How are you checking overhang? Are you measuring how far past the edge the boot is, or doing it the right way and seeing how far on an angle you can put the board on before the boot hits the ground? With most boots the toes can hang off a bit more than the heels and still be able to angle the board the same amount heel and toeside.


----------



## poutanen (Dec 22, 2011)

lernr said:


> I guess I'm the odd man out here - my heel carve is as strong as my toe-side. (That's one of the reasons I don't want a pickle tech board - I don't need a different sidecut on each side)


Naw I don't think you're the odd man out. I don't have a stronger side either. Hence the wanting my overhangs to be exactly identical.

Sounds like the OPs got it figured out though. The initial comment of being 2 cm one way or another had me stumped, but 1/4 - 1/2" off isn't bad. 2 cm is almost a full inch! That's way off!!!


----------



## lernr (Feb 3, 2012)

right on, honeycomb - depending on the toe and heel rocker of the boot, the tilt angles may be very different but you still want to be as centered as possible right 

Basti - can't you just file the offending edges around the holes in the disc (seems disc shape is proprietary, so you cannot just change it ) - make it so that you can slide around the bolts as you like. Just use some white teflon / plumber's tape to prevent loosening and tighten bolts up real well, you should be ok


----------



## Basti (Sep 22, 2011)

Thanks for all the answers!
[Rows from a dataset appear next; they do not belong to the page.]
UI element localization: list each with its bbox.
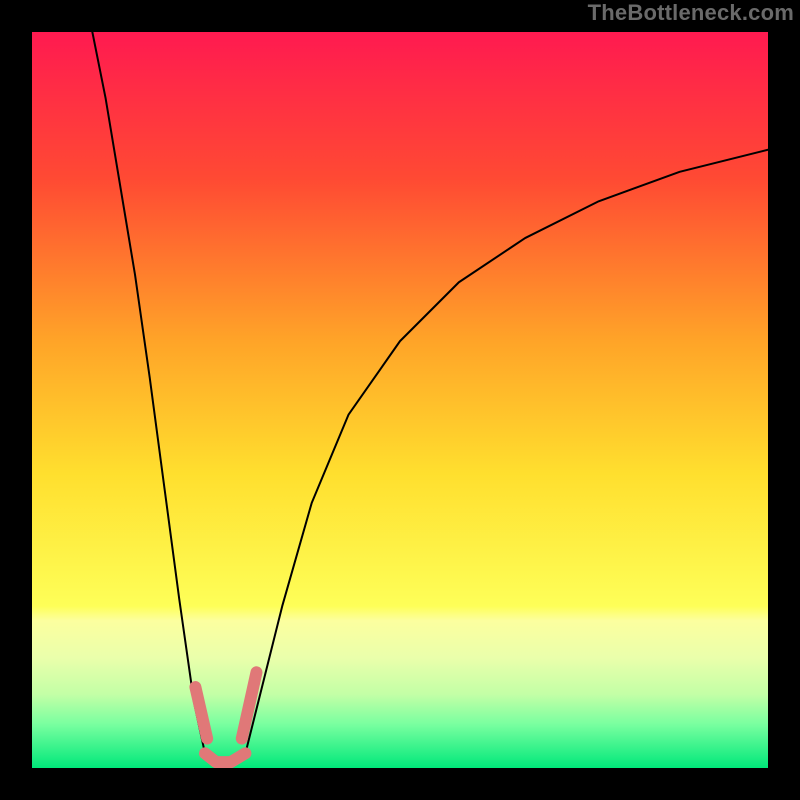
chart-curves: [32, 32, 768, 768]
series-right-ascent: [245, 150, 768, 754]
watermark-text: TheBottleneck.com: [588, 0, 794, 26]
series-optimal-flat: [205, 753, 245, 762]
plot-area: [32, 32, 768, 768]
series-optimal-left-tick: [195, 687, 207, 739]
series-optimal-right-tick: [242, 672, 257, 738]
chart-frame: TheBottleneck.com: [0, 0, 800, 800]
series-left-descent: [92, 32, 205, 753]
I'm gonna do a half day each on both settings and see which one works better.


----------



## srdeo (Jan 29, 2012)

Couldn't you just grind little bit of mounting plate so you can center your binding?


----------



## lernr (Feb 3, 2012)

srdeo said:


> Couldn't you just grind little bit of mounting plate so you can center your binding?


That's what I was saying earlier - just the separators between the holes is all that's needed


----------



## poutanen (Dec 22, 2011)

lernr said:


> That's what I was saying earlier - just the separators between the holes is all that's needed


Yeah, you should be able to do that with a countersink bit and a drill press. You could use a dremel or the countersink bit on a cordless, but a cheap ass drill press will do it that much nicer.


----------



## extra0 (Jan 16, 2010)

I've been pulling my bindings closer to the heelside on purpose for a couple years now. More overhang on the heelside means the ball of your foot closer to the boards middle...which is more like the surfboard/skateboard feel and control (I realize a snowboard isn't a surfboard, but my method feels more natural to me than a perfectly centered binding). Actually, I was worried the reflex disk wouldn't let me pull back enough (holes are tighter together than my old targa disks), but it's working out...could be better, but they work.


----------